Metamath Proof Explorer

Theorem sltmul

Description: An ordering relationship for surreal multiplication.

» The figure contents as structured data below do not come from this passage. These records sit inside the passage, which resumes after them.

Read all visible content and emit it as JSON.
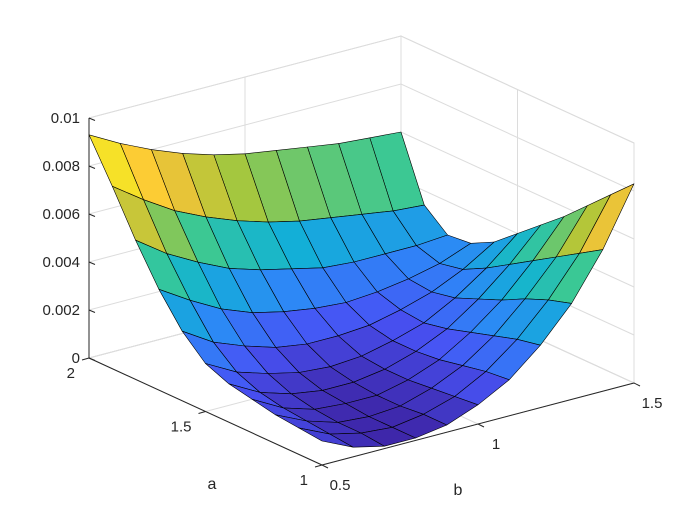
{
  "chart_data": {
    "type": "surface",
    "title": "",
    "xlabel": "b",
    "ylabel": "a",
    "zlabel": "",
    "xlim": [
      0.5,
      1.5
    ],
    "ylim": [
      1,
      2
    ],
    "zlim": [
      0,
      0.01
    ],
    "x_ticks": [
      0.5,
      1,
      1.5
    ],
    "x_tick_labels": [
      "0.5",
      "1",
      "1.5"
    ],
    "y_ticks": [
      1,
      1.5,
      2
    ],
    "y_tick_labels": [
      "1",
      "1.5",
      "2"
    ],
    "z_ticks": [
      0,
      0.002,
      0.004,
      0.006,
      0.008,
      0.01
    ],
    "z_tick_labels": [
      "0",
      "0.002",
      "0.004",
      "0.006",
      "0.008",
      "0.01"
    ],
    "grid": true,
    "box": false,
    "colormap": "parula",
    "view": "3d",
    "x": [
      0.5,
      0.6,
      0.7,
      0.8,
      0.9,
      1.0,
      1.1,
      1.2,
      1.3,
      1.4,
      1.5
    ],
    "y": [
      1.0,
      1.1,
      1.2,
      1.3,
      1.4,
      1.5,
      1.6,
      1.7,
      1.8,
      1.9,
      2.0
    ],
    "z_description_rows": "z[i][j] where i indexes a (1.0 to 2.0) and j indexes b (0.5 to 1.5)",
    "z": [
      [
        0.001,
        0.0004,
        0.0001,
        0.0001,
        0.0003,
        0.0008,
        0.0015,
        0.0026,
        0.004,
        0.0059,
        0.0083
      ],
      [
        0.0011,
        0.0005,
        0.0002,
        0.0001,
        0.0003,
        0.0007,
        0.0014,
        0.0024,
        0.0037,
        0.0053,
        0.0074
      ],
      [
        0.0012,
        0.0006,
        0.0002,
        0.0001,
        0.0002,
        0.0006,
        0.0012,
        0.0021,
        0.0033,
        0.0047,
        0.0065
      ],
      [
        0.0014,
        0.0007,
        0.0003,
        0.0002,
        0.0002,
        0.0005,
        0.001,
        0.0018,
        0.0028,
        0.0041,
        0.0056
      ],
      [
        0.0016,
        0.0009,
        0.0005,
        0.0003,
        0.0003,
        0.0005,
        0.0009,
        0.0015,
        0.0024,
        0.0035,
        0.0048
      ],
      [
        0.002,
        0.0013,
        0.0009,
        0.0006,
        0.0005,
        0.0006,
        0.0009,
        0.0013,
        0.002,
        0.0029,
        0.004
      ],
      [
        0.0029,
        0.0021,
        0.0016,
        0.0012,
        0.001,
        0.001,
        0.0011,
        0.0014,
        0.0018,
        0.0024,
        0.0032
      ],
      [
        0.0042,
        0.0034,
        0.0027,
        0.0022,
        0.0019,
        0.0017,
        0.0016,
        0.0017,
        0.0019,
        0.0022,
        0.0027
      ],
      [
        0.0058,
        0.0049,
        0.0042,
        0.0036,
        0.0032,
        0.0029,
        0.0026,
        0.0025,
        0.0025,
        0.0025,
        0.0026
      ],
      [
        0.0076,
        0.0067,
        0.0059,
        0.0053,
        0.0048,
        0.0044,
        0.0041,
        0.0039,
        0.0037,
        0.0035,
        0.0034
      ],
      [
        0.0093,
        0.0086,
        0.008,
        0.0075,
        0.0071,
        0.0068,
        0.0066,
        0.0064,
        0.0062,
        0.0061,
        0.006
      ]
    ]
  }
}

Compare theorem 8(iii) of Conway p. 19. (Contributed by Scott Fenton, 5-Mar-2025)

		Ref	Expression
	Assertion	sltmul	⊢ ( ( ( 𝐴 ∈ No ∧ 𝐵 ∈ No ) ∧ ( 𝐶 ∈ No ∧ 𝐷 ∈ No ) ) → ( ( 𝐴 <s 𝐵 ∧ 𝐶 <s 𝐷 ) → ( ( 𝐴 ·_s 𝐷 ) -_s ( 𝐴 ·_s 𝐶 ) ) <s ( ( 𝐵 ·_s 𝐷 ) -_s ( 𝐵 ·_s 𝐶 ) ) ) )

Proof

Step	Hyp	Ref	Expression
1		0sno	⊢ 0_s ∈ No
2	1 1	pm3.2i	⊢ ( 0_s ∈ No ∧ 0_s ∈ No )
3		mulsprop	⊢ ( ( ( 0_s ∈ No ∧ 0_s ∈ No ) ∧ ( 𝐴 ∈ No ∧ 𝐵 ∈ No ) ∧ ( 𝐶 ∈ No ∧ 𝐷 ∈ No ) ) → ( ( 0_s ·_s 0_s ) ∈ No ∧ ( ( 𝐴 <s 𝐵 ∧ 𝐶 <s 𝐷 ) → ( ( 𝐴 ·_s 𝐷 ) -_s ( 𝐴 ·_s 𝐶 ) ) <s ( ( 𝐵 ·_s 𝐷 ) -_s ( 𝐵 ·_s 𝐶 ) ) ) ) )
4	2 3	mp3an1	⊢ ( ( ( 𝐴 ∈ No ∧ 𝐵 ∈ No ) ∧ ( 𝐶 ∈ No ∧ 𝐷 ∈ No ) ) → ( ( 0_s ·_s 0_s ) ∈ No ∧ ( ( 𝐴 <s 𝐵 ∧ 𝐶 <s 𝐷 ) → ( ( 𝐴 ·_s 𝐷 ) -_s ( 𝐴 ·_s 𝐶 ) ) <s ( ( 𝐵 ·_s 𝐷 ) -_s ( 𝐵 ·_s 𝐶 ) ) ) ) )
5	4	simprd	⊢ ( ( ( 𝐴 ∈ No ∧ 𝐵 ∈ No ) ∧ ( 𝐶 ∈ No ∧ 𝐷 ∈ No ) ) → ( ( 𝐴 <s 𝐵 ∧ 𝐶 <s 𝐷 ) → ( ( 𝐴 ·_s 𝐷 ) -_s ( 𝐴 ·_s 𝐶 ) ) <s ( ( 𝐵 ·_s 𝐷 ) -_s ( 𝐵 ·_s 𝐶 ) ) ) )